The logging system, under /internal/log/ within the target application, provides structured logging throughout Anchore’s applications with an injectable logger interface. This allows library consumers to integrate the application’s logging into their own logging infrastructure. There is an adapter for logrus to this interface implemented, and we’re happy to take additional contributions for other concrete logger adapters.

The logging system is implemented as a singleton with global functions (log.Info, log.Debug, etc.). Library consumers inject their logger by calling the public API function syft.SetLogger(yourLoggerHere).

By default, Syft uses a discard logger (no-op) that silently ignores all log messages. This ensures the library produces no output unless a logger is explicitly provided.

All loggers are automatically wrapped with a redaction layer when you call SetLogger().

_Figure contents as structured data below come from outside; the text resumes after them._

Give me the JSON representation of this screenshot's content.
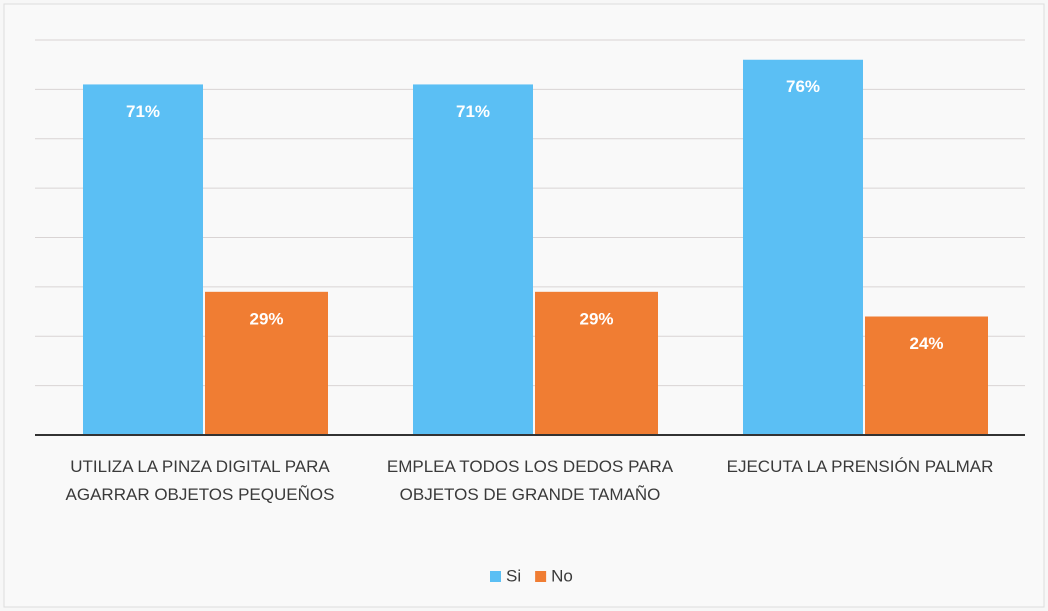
{
  "chart_data": {
    "type": "bar",
    "categories": [
      "UTILIZA LA PINZA DIGITAL PARA AGARRAR OBJETOS PEQUEÑOS",
      "EMPLEA TODOS LOS DEDOS PARA OBJETOS DE GRANDE TAMAÑO",
      "EJECUTA LA PRENSIÓN PALMAR"
    ],
    "series": [
      {
        "name": "Si",
        "color": "#5bbff4",
        "values": [
          71,
          71,
          76
        ],
        "value_labels": [
          "71%",
          "71%",
          "76%"
        ]
      },
      {
        "name": "No",
        "color": "#f07d33",
        "values": [
          29,
          29,
          24
        ],
        "value_labels": [
          "29%",
          "29%",
          "24%"
        ]
      }
    ],
    "ylim": [
      0,
      80
    ],
    "yticks": [
      0,
      10,
      20,
      30,
      40,
      50,
      60,
      70,
      80
    ],
    "grid": true,
    "legend": "bottom"
  }
}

The wrapping is applied internally by the logging system, which removes sensitive information (like authentication tokens) from log output. This happens transparently within the application CLI, however, API users will need to explicitly register secrets to be redacted.

Releasing

Each application uses goreleaser to build and publish releases, as orchestrated by a release workflow.

The release workflow can be triggered with make release from a local checkout of the repository. Chronicle is used to automatically generate release notes based on GitHub issues and PR titles/labels, using the same information to determine the next version for the release.

With each repo, we tend to publish (but some details may vary slightly between repos):

• a tag with the version (e.g., v0.50.0)
• binaries for Linux, Mac, and Windows, uploaded as GitHub release assets (note, we sign and notarize Mac binaries with Quill)
• Docker images, pushed to Docker Hub and ghcr.io registries
• Update homebrew taps

We ensure the same tool versions are used locally and in CI by using Binny, orchestrated with make and task.